This post is a follow up to “ The rise of the Sales Influencer, an interview with Timothy Hughes ,” and the second in our interview series with Timothy Hughes , UK Business Development Director at Oracle Corporation .
Q1 – What is the role of marketing for social selling success?
“Some people are adding an S to the word to make it “smarketing,” which highlights the merger between marketing and sales. It doesn’t mean that organisations should merge departments, but rather salespeople are starting to take on more of the demand generation piece to build their own lead funnel. Indeed, if you become influential in your niche and appear on the first page of Google, from a sales perspective you’re enabling yourself to get more inbound leads.”
Marketing Content
“For each sales professional to become an expert in their field, they will need marketing support to build their online influence and gain communities’ interest. There are different types of content marketing needs to support social selling:
Ideally, this content should be provided to salespeople ready-built with hashtags attached for optimized employee sharing so they just need to cut and past in LinkedIn or Twitter. A lot of enterprises are doing that, and it is working well.”
Marketing Automation
“Marketing automation is also fundamentally changing the way that we at Oracle are able to move contacts from outbound marketing to leads through a nurturing program. From a cold calling perspective, in the past we were getting a response rate of 5% of people that were ready to talk to us, and another 25% who were not ready and asking to be called again later. These days, we’re able to nurture these 25% through the marketing automation process and turn them into leads. We thus can take the ROI of calling 100 accounts from 5% to 30%. Marketing automation takes a long time to put in place and implement, but it is worth the investment if you want to see that level of ROI, in terms of the number of leads that you are going to get.

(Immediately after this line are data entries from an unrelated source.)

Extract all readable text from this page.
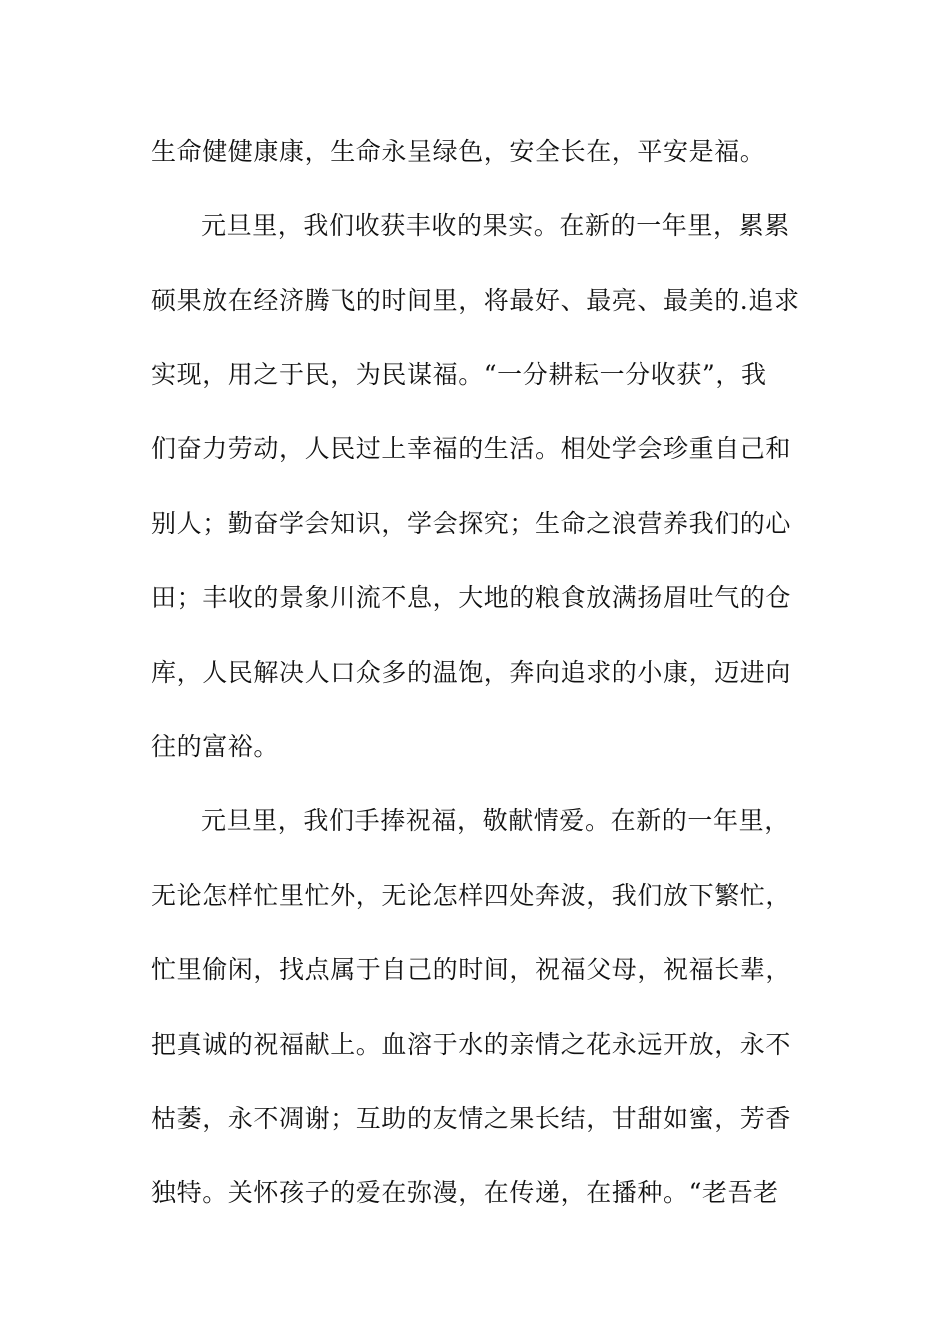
生命健健康康，生命永呈绿色，安全长在，平安是福。
元旦里，我们收获丰收的果实。在新的一年里，累累
硕果放在经济腾飞的时间里，将最好、最亮、最美的.追求
实现，用之于民，为民谋福。“一分耕耘一分收获”，我
们奋力劳动，人民过上幸福的生活。相处学会珍重自己和
别人；勤奋学会知识，学会探究；生命之浪营养我们的心
田；丰收的景象川流不息，大地的粮食放满扬眉吐气的仓
库，人民解决人口众多的温饱，奔向追求的小康，迈进向
往的富裕。
元旦里，我们手捧祝福，敬献情爱。在新的一年里，
无论怎样忙里忙外，无论怎样四处奔波，我们放下繁忙，
忙里偷闲，找点属于自己的时间，祝福父母，祝福长辈，
把真诚的祝福献上。血溶于水的亲情之花永远开放，永不
枯萎，永不凋谢；互助的友情之果长结，甘甜如蜜，芳香
独特。关怀孩子的爱在弥漫，在传递，在播种。“老吾老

We used to use BANT (Budget, Authority, Need, Timescale) to qualify a lead in the past at Oracle, but we’ve changed that recently. With social media and the advancement of cloud technology (enabling to switch on the product immediately), the sale cycle is getting shorter and has moved from 12 to 6 to 3 months. A lead now is an appointment with a customer that will have a need and authority and it is the responsibility of the salesperson to create the desire. It is that level of speed that you need to play in today’s market to get in front of the competition.”
Q2: How can influencer marketing support social selling efforts?
“When people are doing their research in the buying process, they will talk to as many people as possible online. One of the things that sales need to work out is how to be in this short list.
A starting point is to research the influencers in that marketplace, reach out to them and through a strategic programme, create a community around those influencers.
There are influencers within organizations, which is not new, but those people have moved from offline to online, and traditional influential organizations such as Gartner and Forrester. But, there also people like Brian Solis and Ted Rubin who have an opinion, and have gained a strong influence over the years.
The right way to involve influencers is to create a relationship and engage. You can’t just ask someone to share, you have to listen to what they say and understand their interests. You should talk to them in a personalized way so that they know why they should be interested. You need to bring some value. The question to ask yourself is: What is it I have that you don’t and that I can help you with?”
People buy into people, and this has not changed.
“The best thing is a face-to-face conversation as always, but you can create those relationships online. Like any relationship, it will take time to build, so don’t expect for it to happen overnight.
The final thing is to measure – Not necessarily saying “I’ve generated 10 leads,” but knowing where you’ve started from and where you’re going. There’s a very old marketing saying, “Load – Fire – Aim,” meaning that unless you measure and evaluate what you are doing, you will not know what works and what does not. It may be that you have to try a variety of different approaches before hitting on the successful ones.
At Oracle, we’ve started implementing social selling. We’ve started small and completed a pilot on LinkedIn with a group of employees to demonstrate it to the greater group. We’re at a point where everybody sees it as part of the job – we got over that difficulty, and it’s become business as usual.”
Q3: Where do you source your best content?
“I find that I have too much content coming to me. I am registered and subscribed to a lot of emails so it’s usually about filtering it out – my mindset is more about eliminating than creating constantly.
But, when PwC and Deloitte come up with an interesting report, I dive into it, try to find something for my audience in that data, analyze it and form an opinion. For example, Forrester recently noted that 22% of the B2B sales job will go by 2020 . I found and analyzed another article on the report , and I curated a piece based on it .
There is so much great content out there that it is easy to curate, share and gain in influence. I source a lot of content from key thought leaders in social media and twitter chats as well, which provide great insights on the market.
Social is continually evolving, so it’s all about having a debate on where it could go.”